Ordenar    la   cancelación   de   una  indemnización  moratoria,  estima  la  Corporación, no se encuentra dentro del  catálogo  de  posibilidades para que se acceda al amparo, sino que ello era una  claro  desbordamiento  del  alcance  y naturaleza del instituto. Reprocha que se  haya  pasado  por alto las connotaciones que posee tal indemnización moratoria,  como  es  el hecho que requiere para su deducción de desvirtuar la buena fe, lo  cual  lleva necesariamente un debate probatorio, que para nada se cumplió en el  trámite constitucional de tutela.   

Igualmente, el número de demandas de tutela  que  se  habían acumulado, así como también el conocido pronunciamiento de la  Sala  Laboral  del  Tribunal  Superior  de  Santa  Marta  acerca  de la indebida  concesión  de demandas de tutela, eran manifestaciones claras acerca de que las  acciones de tutela en este sentido propuestas no eran procedentes.   

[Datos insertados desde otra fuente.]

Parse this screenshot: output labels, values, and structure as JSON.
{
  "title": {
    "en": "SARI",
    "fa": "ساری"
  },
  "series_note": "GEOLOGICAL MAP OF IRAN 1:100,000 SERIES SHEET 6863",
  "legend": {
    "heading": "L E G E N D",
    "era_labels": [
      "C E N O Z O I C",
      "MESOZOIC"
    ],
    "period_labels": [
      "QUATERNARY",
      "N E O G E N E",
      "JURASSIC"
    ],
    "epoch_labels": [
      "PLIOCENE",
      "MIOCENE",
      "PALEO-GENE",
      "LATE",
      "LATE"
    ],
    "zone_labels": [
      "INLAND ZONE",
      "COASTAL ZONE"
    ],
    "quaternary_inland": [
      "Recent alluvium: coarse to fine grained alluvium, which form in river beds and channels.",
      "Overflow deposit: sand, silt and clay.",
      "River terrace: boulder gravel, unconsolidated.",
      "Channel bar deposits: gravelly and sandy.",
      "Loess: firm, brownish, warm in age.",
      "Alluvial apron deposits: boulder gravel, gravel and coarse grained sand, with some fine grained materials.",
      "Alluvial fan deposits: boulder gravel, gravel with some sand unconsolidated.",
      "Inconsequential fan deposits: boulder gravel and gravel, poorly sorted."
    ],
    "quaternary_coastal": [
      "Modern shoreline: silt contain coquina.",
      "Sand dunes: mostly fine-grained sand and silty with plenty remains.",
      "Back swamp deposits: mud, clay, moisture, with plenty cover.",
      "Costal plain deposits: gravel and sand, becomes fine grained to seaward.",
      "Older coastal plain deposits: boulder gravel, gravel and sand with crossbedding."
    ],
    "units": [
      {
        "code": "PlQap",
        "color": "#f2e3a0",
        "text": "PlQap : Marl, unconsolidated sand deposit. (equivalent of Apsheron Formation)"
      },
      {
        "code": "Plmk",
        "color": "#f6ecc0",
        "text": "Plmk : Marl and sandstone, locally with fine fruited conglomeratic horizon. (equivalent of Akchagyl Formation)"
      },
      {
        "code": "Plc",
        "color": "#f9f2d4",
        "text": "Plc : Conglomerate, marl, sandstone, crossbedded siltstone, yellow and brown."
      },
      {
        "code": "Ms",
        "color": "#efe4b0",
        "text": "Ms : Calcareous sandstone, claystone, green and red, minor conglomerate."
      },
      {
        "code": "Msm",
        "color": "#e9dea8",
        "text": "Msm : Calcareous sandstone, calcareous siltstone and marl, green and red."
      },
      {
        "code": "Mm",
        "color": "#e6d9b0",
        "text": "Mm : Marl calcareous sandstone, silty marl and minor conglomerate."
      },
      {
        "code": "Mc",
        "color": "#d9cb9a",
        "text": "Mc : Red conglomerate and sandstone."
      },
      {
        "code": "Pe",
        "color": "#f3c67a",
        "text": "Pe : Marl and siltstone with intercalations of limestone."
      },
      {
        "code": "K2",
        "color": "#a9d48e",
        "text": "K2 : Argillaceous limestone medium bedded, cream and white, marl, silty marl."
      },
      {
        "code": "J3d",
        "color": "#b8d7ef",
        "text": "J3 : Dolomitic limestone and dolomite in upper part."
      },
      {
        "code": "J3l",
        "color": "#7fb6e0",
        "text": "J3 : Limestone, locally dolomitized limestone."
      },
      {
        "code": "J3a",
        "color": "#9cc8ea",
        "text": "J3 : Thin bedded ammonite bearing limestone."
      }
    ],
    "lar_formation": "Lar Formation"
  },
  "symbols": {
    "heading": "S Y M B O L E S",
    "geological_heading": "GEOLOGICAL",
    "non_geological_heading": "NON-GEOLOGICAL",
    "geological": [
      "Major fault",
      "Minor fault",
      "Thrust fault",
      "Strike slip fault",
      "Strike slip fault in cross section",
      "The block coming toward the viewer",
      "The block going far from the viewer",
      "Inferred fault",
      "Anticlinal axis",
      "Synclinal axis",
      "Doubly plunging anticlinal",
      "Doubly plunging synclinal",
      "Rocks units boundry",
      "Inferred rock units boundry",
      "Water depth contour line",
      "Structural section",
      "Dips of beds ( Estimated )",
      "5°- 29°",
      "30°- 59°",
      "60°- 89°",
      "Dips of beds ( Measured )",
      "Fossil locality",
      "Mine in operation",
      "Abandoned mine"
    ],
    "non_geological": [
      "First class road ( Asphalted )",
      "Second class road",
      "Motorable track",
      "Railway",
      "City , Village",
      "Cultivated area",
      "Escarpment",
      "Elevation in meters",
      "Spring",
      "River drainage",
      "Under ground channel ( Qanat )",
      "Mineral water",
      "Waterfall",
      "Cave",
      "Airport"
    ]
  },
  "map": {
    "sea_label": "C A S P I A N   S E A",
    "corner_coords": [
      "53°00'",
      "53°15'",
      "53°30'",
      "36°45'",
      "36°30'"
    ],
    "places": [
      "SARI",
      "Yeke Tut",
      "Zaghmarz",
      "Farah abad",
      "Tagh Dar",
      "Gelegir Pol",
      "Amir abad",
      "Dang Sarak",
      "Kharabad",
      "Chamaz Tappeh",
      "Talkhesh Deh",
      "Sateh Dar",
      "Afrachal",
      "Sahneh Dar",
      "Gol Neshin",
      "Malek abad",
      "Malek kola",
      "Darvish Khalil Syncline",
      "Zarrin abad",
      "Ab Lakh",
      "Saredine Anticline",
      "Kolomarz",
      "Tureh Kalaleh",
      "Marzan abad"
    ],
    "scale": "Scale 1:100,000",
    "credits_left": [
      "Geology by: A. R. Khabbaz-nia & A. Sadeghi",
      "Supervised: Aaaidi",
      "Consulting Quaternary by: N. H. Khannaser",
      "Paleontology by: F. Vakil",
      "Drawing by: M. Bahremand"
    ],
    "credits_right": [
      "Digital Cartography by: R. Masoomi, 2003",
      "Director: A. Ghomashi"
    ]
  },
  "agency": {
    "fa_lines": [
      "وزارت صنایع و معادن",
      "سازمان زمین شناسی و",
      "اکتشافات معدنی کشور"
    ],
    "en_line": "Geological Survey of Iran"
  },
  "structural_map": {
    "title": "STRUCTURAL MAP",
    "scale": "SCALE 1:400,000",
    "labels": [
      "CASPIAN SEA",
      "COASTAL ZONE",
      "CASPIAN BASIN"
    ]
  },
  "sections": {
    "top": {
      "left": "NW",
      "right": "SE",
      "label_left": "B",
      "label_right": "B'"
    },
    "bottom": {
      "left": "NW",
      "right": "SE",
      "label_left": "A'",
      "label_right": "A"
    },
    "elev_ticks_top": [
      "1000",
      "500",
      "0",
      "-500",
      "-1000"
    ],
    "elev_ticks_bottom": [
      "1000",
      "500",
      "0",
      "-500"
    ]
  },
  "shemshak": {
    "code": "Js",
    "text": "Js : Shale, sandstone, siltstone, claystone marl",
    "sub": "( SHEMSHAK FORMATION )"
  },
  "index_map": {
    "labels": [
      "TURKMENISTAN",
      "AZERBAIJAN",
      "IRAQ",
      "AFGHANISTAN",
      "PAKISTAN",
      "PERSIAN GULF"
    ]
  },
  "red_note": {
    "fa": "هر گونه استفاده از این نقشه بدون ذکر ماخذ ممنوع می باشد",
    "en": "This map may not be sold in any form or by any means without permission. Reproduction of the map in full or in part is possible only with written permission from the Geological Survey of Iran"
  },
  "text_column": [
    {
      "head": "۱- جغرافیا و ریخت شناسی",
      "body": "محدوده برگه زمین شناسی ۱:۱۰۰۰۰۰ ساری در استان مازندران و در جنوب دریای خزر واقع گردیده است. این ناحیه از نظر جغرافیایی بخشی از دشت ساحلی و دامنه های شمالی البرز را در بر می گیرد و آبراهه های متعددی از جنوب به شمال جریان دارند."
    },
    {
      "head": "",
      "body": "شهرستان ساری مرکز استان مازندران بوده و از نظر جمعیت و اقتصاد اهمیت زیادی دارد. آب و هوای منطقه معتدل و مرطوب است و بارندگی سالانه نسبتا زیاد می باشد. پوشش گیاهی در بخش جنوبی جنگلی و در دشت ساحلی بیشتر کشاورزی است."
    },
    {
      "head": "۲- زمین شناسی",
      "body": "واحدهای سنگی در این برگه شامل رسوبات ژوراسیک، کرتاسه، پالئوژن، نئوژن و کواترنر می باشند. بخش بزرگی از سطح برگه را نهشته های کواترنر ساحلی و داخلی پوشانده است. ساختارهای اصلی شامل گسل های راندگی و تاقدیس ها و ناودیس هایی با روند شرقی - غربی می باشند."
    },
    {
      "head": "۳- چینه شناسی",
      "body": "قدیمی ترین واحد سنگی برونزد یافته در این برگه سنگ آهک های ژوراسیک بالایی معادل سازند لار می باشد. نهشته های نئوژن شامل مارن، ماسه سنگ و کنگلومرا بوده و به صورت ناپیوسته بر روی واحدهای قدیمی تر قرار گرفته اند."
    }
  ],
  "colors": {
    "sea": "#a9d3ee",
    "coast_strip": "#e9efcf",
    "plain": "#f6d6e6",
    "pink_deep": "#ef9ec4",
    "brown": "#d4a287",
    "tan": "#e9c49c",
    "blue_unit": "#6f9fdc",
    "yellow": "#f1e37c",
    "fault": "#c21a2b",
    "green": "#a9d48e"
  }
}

De la misma forma, encuentra el a  quo  que los fallos tanto de la Corte  Constitucional  como  de  la  Corte Suprema de Justicia en que se apoyó el juez  acusado  para  tomar  las  decisiones,  no  se  asemejaban en manera alguna a la  reclamación  que se le estaba formulando y que llevó a declarar la prosperidad  de las acciones.   

En   estas   condiciones  encontrando  la  necesidad  de  imponer  una  pena  en  contra  del acusado, sostiene que la pena  mínima  señalada por el delito que se le imputó es de tres (3) años, la cual  incrementa  en  seis  (6)  meses  más  por  razón  del  concurso  homogéneo y  sucesivo.  Además,  decide  agregar seis (6) meses más, en tanto considera que  concurre  la  circunstancia  genérica de agravación señalada en el numeral 11  del  artículo 66 del C.P. dada la investidura de juez de la República, lo cual  arroja  un  total  de  pena  a  imponer  de  cuatro años (4) años de prisión.   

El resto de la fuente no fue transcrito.